Things are little better over at the Mail, where hopeless spinner Nick Wood has concluded that Bozza “is now the most popular Conservative in Britain”. Yes, Nick, try standing outside Lime Street station in Liverpool and saying that. Wood also tries to pull the one about Bozza standing as a Proper Conservative (tm), yet the cut in Council Tax precept he has promised is a spit in a bucket.

And the idea that Johnson is fighting “a war on public sector waste” is complete bunk. Since taking the reins from Ken Livingstone he has changed very little. So bendy buses have gone (more money wasted paying off the contracts) and the BozzaMaster has arrived (well, a few have). City Hall has not seen any significant move to cut waste. Or costs. Or, indeed, anything.

Wood talks fatuously of Johnson taking “a tough approach to crime”, so perhaps he was sleeping or otherwise absent during the riots. Bozza hasn’t taken any kind of coherent approach to crime – that’s part of his problem. He actually does very little, providing he can get away with it and flannel his way through the exasperated questioning from the likes of Jenny Jones at Mayor’s Question Time.

But Wood is right once: Bozza doesn’t owe Murdoch. That could be very useful.

[UPDATE 1905 hours: even Dan Hodges is still keeping up his Boris worship, telling of the occasional Mayor's "near superhuman powers", which, along with the photo of him embracing the singularly unpleasant Lynton Crosby, will hardly endear him to his fellow Labour Party members.

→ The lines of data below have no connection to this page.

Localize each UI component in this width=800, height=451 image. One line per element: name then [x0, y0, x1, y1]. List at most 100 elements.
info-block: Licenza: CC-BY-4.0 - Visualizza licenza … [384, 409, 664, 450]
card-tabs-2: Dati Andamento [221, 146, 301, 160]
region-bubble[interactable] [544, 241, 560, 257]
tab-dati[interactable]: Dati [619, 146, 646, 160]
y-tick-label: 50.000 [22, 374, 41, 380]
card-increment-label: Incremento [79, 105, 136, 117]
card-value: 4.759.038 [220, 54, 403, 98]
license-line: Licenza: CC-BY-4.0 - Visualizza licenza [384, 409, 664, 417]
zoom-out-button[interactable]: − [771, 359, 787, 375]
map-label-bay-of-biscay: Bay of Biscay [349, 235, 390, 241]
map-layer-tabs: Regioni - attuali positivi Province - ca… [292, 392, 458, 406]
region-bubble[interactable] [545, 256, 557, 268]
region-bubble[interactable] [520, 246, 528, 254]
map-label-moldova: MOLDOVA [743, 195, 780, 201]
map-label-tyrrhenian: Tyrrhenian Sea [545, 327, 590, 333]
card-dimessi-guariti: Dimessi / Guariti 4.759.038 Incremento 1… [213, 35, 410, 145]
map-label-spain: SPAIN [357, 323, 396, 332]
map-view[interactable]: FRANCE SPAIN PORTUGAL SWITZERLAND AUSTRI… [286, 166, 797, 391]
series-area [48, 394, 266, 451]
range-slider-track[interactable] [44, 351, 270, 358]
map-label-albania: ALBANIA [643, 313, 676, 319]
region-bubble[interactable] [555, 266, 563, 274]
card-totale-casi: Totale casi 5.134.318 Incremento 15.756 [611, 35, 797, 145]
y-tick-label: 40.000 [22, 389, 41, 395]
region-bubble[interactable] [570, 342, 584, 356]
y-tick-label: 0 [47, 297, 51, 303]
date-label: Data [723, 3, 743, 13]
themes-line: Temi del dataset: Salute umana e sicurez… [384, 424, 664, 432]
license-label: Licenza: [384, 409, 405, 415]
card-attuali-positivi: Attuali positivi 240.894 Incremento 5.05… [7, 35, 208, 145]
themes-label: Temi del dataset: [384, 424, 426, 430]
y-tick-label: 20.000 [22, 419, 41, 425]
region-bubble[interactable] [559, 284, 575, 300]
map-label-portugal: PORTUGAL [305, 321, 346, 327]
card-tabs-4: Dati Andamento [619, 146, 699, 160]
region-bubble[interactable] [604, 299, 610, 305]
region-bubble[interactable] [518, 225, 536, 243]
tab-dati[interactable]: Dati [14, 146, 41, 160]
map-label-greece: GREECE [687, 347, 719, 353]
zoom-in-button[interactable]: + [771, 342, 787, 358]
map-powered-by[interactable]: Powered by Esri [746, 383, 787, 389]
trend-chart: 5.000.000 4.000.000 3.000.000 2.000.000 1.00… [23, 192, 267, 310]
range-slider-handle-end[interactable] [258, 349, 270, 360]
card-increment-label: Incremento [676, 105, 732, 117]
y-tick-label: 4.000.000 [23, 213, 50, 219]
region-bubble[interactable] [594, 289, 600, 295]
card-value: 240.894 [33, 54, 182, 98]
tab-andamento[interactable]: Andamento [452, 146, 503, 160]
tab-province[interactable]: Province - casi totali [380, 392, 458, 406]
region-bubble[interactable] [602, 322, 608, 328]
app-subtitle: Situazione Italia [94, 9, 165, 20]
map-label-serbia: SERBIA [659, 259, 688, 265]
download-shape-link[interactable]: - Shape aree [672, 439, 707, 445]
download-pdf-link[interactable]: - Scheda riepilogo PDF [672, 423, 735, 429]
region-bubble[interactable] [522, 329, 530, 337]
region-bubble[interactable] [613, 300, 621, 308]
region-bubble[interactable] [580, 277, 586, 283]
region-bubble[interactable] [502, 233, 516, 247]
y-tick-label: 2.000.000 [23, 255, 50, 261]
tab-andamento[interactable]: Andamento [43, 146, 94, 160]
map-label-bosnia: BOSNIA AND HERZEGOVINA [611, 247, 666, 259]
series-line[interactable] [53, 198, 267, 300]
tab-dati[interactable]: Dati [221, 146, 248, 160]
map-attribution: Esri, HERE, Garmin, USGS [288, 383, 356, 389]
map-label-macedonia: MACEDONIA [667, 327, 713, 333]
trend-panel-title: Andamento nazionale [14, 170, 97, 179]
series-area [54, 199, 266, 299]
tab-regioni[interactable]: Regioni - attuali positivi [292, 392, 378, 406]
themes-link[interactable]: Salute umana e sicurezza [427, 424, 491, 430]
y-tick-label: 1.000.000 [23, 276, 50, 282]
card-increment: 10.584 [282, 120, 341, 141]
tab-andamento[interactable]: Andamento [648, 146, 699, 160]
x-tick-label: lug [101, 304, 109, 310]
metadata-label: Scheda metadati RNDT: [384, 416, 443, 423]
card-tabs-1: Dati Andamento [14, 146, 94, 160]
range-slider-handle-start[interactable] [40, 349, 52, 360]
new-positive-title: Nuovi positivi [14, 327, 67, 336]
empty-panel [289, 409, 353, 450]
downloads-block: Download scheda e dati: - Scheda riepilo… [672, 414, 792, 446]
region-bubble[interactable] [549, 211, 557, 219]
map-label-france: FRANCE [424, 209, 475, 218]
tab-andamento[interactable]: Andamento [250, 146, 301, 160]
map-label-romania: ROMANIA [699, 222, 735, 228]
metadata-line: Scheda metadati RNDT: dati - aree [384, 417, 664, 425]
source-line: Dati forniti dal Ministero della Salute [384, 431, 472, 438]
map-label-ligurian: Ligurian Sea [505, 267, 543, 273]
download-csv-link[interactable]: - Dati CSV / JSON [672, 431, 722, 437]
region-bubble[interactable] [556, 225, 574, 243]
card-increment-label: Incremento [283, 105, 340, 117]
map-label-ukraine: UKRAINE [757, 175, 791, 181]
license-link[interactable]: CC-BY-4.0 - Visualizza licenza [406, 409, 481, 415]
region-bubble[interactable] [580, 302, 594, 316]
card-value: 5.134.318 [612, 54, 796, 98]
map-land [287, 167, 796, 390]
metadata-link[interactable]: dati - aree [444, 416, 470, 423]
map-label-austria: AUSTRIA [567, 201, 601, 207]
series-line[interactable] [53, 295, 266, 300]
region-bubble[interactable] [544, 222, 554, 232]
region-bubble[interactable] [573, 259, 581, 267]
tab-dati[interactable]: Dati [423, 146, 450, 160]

Moreover, Hodges goes on to proclaim "the end of Boris Johnson the mayor, and the beginning of Boris Johnson the political phenomenon". So that's more witless projection, but from a different perspective. None of these pundits seems to understand that the Bozza act might not play at all well away from London, and in a different political context]

1 comment:

Richard Gadsden said...

To be fair, Boris might be the most popular Conservative in Liverpool - but that says more about how unpopular the Tories are there than about Boris.

More seriously, the problem with Boris for non-Londoners is that none of us really know what the Mayor of London does and all we see is an occasional prance about on TV - which Boris is good at.